Oh, that is right: we don’t know any of the people who thought Joseph was foolish. Their names are lost, and their lives are not remembered.

We do remember Joseph. He was brave enough to act on his dream. He was kind enough, loving enough, faithful enough to consider that God was at work in the midst of what appeared to be an untenable situation.

In the end, Joseph simply chose to believe that God was speaking to him. When Joseph made his choice, he did not have lights and trumpets and scrolls handed to him. He did not even have a proper vision, some waking encounter with God that someone else could, at least, observe and confirm in some way, if only to tell Joseph that he did, in fact, sort of blank out there for a few minutes. No, all Joseph had to go on was a dream.

And so Joseph made the best choice he could, despite the fact that well meaning and otherwise intelligent people were telling him he was wrong. He made his choice without certainty, and as he watched his wife’s belly grow, he must occasionally have wondered whether he had done something foolish.

In the end, Joseph knew that he had made the right choice. Just when things were going so badly that his new wife was giving birth in a rented stable, not even in a decent house, and they were so far from home that their nearest family member was a donkey, suddenly there were angels aplenty that everyone could see.
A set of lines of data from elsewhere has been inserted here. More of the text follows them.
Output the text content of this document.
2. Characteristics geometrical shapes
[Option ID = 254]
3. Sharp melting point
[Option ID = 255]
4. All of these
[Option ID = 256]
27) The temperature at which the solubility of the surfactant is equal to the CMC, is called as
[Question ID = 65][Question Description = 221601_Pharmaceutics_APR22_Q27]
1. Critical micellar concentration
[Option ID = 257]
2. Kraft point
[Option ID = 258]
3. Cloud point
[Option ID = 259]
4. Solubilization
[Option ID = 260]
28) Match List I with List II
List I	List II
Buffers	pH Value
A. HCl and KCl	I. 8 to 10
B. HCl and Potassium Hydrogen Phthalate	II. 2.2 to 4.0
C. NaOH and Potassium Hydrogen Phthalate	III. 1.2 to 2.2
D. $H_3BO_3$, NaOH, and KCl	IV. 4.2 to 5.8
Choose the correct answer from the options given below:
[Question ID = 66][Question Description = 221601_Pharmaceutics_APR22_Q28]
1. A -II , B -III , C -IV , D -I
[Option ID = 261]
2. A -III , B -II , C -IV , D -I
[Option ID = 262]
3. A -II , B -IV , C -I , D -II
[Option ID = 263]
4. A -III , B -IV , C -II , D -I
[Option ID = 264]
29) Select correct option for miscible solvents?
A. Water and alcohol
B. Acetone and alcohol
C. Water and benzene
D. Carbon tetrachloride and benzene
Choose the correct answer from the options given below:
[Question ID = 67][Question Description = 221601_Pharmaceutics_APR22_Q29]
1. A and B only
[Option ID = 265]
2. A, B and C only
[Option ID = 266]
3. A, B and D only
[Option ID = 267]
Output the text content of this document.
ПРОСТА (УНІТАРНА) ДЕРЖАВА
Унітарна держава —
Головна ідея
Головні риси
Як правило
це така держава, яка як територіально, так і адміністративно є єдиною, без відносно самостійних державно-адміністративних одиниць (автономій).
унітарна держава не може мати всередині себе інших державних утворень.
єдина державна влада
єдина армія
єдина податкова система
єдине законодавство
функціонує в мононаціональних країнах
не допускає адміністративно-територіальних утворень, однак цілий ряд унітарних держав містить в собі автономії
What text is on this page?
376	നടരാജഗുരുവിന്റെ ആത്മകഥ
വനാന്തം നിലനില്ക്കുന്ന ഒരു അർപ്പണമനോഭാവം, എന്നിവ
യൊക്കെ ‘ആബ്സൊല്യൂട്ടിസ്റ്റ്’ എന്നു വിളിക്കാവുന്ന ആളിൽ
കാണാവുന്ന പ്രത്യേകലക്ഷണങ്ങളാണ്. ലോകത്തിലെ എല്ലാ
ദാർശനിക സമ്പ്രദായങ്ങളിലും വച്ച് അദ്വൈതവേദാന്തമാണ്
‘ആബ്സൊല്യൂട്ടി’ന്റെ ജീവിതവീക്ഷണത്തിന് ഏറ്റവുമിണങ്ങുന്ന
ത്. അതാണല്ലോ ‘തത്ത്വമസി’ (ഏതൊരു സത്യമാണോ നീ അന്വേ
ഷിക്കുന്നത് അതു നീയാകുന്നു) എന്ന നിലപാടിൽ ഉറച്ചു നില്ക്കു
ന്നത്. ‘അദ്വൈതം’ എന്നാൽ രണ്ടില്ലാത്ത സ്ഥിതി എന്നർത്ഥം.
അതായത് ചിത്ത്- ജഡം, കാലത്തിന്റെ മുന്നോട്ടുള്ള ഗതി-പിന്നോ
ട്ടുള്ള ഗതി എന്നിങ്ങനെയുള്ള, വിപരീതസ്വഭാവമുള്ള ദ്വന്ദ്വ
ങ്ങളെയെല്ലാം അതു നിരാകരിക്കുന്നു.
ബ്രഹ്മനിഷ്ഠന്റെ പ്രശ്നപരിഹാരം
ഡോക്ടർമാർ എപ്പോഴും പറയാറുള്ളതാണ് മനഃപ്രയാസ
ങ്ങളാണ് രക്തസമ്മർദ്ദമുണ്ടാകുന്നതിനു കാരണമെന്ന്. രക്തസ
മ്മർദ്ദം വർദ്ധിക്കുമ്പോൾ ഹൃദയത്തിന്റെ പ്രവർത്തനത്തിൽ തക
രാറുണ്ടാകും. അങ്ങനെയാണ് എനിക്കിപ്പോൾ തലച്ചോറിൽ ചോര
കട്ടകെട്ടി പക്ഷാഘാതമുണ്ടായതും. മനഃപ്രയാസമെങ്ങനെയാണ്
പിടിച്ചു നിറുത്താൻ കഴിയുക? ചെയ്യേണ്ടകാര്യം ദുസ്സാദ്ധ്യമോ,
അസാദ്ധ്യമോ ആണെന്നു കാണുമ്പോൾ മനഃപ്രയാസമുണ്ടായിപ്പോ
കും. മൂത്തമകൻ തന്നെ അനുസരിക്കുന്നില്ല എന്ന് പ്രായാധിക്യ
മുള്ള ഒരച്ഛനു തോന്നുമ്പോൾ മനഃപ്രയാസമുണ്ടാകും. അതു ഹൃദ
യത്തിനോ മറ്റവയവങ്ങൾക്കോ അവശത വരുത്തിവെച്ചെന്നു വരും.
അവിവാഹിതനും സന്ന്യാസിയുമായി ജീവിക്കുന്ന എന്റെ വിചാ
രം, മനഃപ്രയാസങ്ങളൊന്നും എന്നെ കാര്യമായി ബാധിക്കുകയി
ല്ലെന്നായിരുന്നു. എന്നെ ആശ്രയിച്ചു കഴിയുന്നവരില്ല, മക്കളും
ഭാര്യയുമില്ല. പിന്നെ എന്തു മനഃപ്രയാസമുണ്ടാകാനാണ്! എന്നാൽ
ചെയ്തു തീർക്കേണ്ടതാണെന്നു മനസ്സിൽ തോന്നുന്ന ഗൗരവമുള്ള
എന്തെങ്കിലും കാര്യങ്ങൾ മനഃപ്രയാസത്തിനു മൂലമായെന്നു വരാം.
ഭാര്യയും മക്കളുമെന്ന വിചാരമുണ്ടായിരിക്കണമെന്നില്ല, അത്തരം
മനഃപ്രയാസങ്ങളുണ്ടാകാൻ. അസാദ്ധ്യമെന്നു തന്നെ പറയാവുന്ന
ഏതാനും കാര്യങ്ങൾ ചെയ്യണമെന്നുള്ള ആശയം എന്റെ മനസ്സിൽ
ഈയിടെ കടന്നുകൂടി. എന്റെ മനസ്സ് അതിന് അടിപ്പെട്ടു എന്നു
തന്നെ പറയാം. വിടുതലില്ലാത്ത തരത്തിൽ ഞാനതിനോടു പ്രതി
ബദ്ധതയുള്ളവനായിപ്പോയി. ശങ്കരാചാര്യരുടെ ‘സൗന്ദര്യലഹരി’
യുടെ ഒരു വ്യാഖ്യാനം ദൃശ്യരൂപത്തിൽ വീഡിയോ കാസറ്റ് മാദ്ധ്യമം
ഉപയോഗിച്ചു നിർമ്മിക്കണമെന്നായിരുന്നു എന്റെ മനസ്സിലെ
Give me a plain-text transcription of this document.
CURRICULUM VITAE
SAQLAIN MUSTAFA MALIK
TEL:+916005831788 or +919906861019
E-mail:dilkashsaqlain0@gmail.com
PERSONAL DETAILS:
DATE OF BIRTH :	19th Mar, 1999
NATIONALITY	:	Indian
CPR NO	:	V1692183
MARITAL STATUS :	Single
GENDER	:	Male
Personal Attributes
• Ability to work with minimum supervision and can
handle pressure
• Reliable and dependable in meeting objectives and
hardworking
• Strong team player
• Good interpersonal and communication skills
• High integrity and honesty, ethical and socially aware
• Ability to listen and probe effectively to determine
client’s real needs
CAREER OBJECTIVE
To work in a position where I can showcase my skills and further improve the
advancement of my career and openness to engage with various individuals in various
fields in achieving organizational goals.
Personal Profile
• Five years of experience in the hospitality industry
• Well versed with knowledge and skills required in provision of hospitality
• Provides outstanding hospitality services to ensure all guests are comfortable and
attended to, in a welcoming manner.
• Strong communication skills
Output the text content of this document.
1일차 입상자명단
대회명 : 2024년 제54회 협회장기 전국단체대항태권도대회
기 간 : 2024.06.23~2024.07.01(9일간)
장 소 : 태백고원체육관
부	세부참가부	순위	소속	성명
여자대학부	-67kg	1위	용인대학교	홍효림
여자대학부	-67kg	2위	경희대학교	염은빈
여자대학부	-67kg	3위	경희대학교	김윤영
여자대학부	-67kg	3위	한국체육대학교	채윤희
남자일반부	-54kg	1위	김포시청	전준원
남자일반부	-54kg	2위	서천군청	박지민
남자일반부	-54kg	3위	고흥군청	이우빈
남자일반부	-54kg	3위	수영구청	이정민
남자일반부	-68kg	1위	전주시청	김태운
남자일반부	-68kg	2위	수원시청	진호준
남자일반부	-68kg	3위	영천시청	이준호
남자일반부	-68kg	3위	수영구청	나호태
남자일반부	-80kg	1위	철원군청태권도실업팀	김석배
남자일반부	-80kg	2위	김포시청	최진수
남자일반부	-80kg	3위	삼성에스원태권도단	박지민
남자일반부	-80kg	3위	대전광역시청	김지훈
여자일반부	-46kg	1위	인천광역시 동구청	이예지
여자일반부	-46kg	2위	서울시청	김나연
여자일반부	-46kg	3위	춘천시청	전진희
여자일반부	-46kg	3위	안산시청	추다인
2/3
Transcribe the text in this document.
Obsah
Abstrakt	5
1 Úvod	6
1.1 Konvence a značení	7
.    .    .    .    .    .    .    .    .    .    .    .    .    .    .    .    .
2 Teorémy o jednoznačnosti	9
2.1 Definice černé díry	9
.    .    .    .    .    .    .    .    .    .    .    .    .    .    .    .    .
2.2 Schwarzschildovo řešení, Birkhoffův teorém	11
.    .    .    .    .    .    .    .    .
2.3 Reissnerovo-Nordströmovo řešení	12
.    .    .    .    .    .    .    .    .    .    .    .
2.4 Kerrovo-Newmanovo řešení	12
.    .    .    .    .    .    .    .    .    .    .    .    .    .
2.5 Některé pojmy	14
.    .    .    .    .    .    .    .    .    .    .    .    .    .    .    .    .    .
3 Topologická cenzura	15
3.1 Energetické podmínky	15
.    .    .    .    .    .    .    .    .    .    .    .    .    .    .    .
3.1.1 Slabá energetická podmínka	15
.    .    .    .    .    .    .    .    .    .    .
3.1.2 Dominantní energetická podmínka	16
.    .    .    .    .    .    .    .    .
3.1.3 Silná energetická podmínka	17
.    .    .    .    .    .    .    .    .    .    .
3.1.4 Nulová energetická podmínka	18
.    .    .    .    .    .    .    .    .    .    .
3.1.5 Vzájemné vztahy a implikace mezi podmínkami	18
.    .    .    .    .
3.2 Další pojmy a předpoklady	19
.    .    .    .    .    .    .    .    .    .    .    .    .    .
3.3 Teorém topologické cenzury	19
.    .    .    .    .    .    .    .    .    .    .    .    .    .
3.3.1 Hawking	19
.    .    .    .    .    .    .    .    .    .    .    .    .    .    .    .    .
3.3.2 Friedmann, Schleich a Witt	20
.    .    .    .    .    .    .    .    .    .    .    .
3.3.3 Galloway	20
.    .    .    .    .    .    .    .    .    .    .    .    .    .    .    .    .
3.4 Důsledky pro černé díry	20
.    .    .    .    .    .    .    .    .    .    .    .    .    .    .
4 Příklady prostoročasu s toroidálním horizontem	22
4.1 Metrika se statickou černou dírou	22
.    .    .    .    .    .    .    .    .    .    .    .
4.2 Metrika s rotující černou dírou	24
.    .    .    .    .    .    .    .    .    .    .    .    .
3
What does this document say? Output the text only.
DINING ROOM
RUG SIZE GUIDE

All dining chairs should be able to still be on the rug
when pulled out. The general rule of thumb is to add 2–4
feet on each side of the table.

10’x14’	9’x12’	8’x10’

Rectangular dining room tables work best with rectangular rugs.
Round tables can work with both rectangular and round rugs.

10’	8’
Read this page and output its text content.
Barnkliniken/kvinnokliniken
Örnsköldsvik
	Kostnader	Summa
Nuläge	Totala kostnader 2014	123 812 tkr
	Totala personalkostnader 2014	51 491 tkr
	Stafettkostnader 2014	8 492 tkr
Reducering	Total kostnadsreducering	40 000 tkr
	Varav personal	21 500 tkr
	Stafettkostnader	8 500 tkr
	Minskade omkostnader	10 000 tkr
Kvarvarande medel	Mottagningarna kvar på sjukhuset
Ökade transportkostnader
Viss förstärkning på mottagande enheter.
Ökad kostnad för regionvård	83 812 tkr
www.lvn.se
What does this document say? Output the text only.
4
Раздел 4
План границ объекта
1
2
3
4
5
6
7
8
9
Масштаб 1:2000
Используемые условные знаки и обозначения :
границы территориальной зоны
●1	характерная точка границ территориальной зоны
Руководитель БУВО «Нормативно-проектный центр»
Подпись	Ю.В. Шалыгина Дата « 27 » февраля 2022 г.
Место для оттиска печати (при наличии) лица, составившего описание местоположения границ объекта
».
And there were wise men coming from who knew where bringing gifts, pretty good ones.

By then, it may be that Joseph did not need angels and wise men to tell him he had made the right choice. Long before Bethlehem, and even if the child were to have been quite normal and unremarkable, he may have looked at Mary and known that he would love her and the child regardless. He had made his choice with what good sense he had, the love in his heart, and faith that God is in our choices and our dreams.